Accordingly, an order will be entered.


[1] 42 U.S.C. § 406:

"* * * The Secretary may, by rule and regulation, prescribe the maximum fees which may be charged for services performed in connection with any claim before the Secretary under this title, and any agreement in violation of such rules and regulations shall be void. . . ."

[See 206 of the SSA, [42 U.S.C. 406] as amended by the Social Security Amendments of 1967 (P.I. 90-248, enacted January 2, 1968) also provides that the Secretary may, in any claim where he makes a determination favorable to the claimant, and the claimant was represented by an attorney, fix a reasonable attorney's fee. If the claimant is entitled to past-due benefits, the Secretary may certify for payment to the attorney, out of such past-due benefits an amount equal to whichever of the following is the smaller: (1) 15 per cent of the total amount of such past-due benefits, (2) the amount of the attorney's fee so fixed, or (3) the amount agreed upon between the claimant and the attorney as the latter's fee for services.] [Ed.]

[2] 20 C.F.R. 404.976:

"An attorney who is admitted to practice before a court of a State, Territory, District, or insular possession, or before the Supreme Court of the United States or an inferior Federal court, and who is not otherwise prohibited by law from charging or receiving such a fee, may upon petition therefor and good cause shown, charge and receive such fee for services rendered in any proceeding under Title II of the Act before the Bureau of Old-Age and Survivors Insurance, or a hearing examiner, or the Appeals Council, * * * as may be approved by such Bureau, hearing examiner, or Appeals council, respectively: Provided, That no such approval shall be required for charging or receiving a fee for such services in a total amount not greater than the following: Representation before the Bureau only, $20; representation before a hearing examiner and/or the Appeals Council only, $30; representation before the Bureau and a hearing examiner and/or the Appeals Council only, $50. This limitation shall be applicable whether the fee is paid by a party to the proceeding or by some else."

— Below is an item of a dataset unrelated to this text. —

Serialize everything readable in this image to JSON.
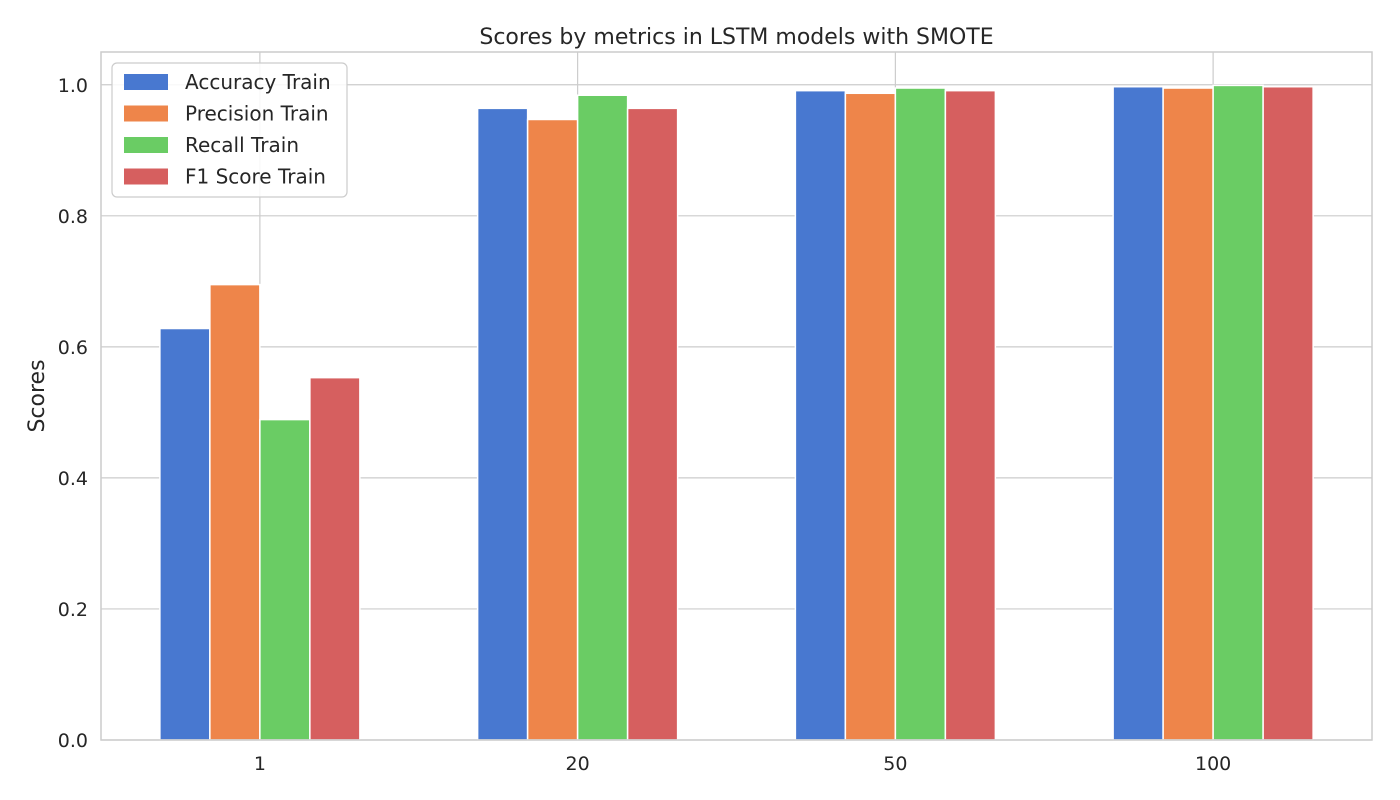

[3] Calhoun v. Massey, 253 U.S. 170, 40 S. Ct. 474, 64 L. Ed. 843 (1920); Hines v. Lowrey 305 U.S. 85, 59 S. Ct. 31, 83 L. Ed. 56 (1938).

[4] Fifth Amendment:

"No person shall . . . be deprived of life, liberty, or property, without due process of law; . . ."

[5] Article III, Section 2:

"The judicial Power shall extend to all Cases, in Law and Equity, arising under this Constitution, the Laws of the United States, and Treaties made, or which shall be made, under their Authority; . . ."

[6] Farley v. Celebrezze, 3 Cir., 315 F.2d 704 (1963); Butler v. Fleming, 5 Cir., 288 F.2d 591 (1961).

[7] Panama Refining Co. v. Rhyne, 292 U.S. 388, 55 S. Ct. 241, 79 L. Ed. 446 (1935); Scheckter Poultry Corp. v. U.S. 295 U.S. 495, 55 S. Ct. 847, 79 L. Ed. 1570 (1935).

[8] Carlson v. Landen, 342 U.S. 524, 72 S. Ct. 525, 96 L. Ed. 547 (1961).

[9] Yakus v. U.S. 321 U.S. 414, 64 S. Ct. 660, 88 L. Ed. 834 (1944).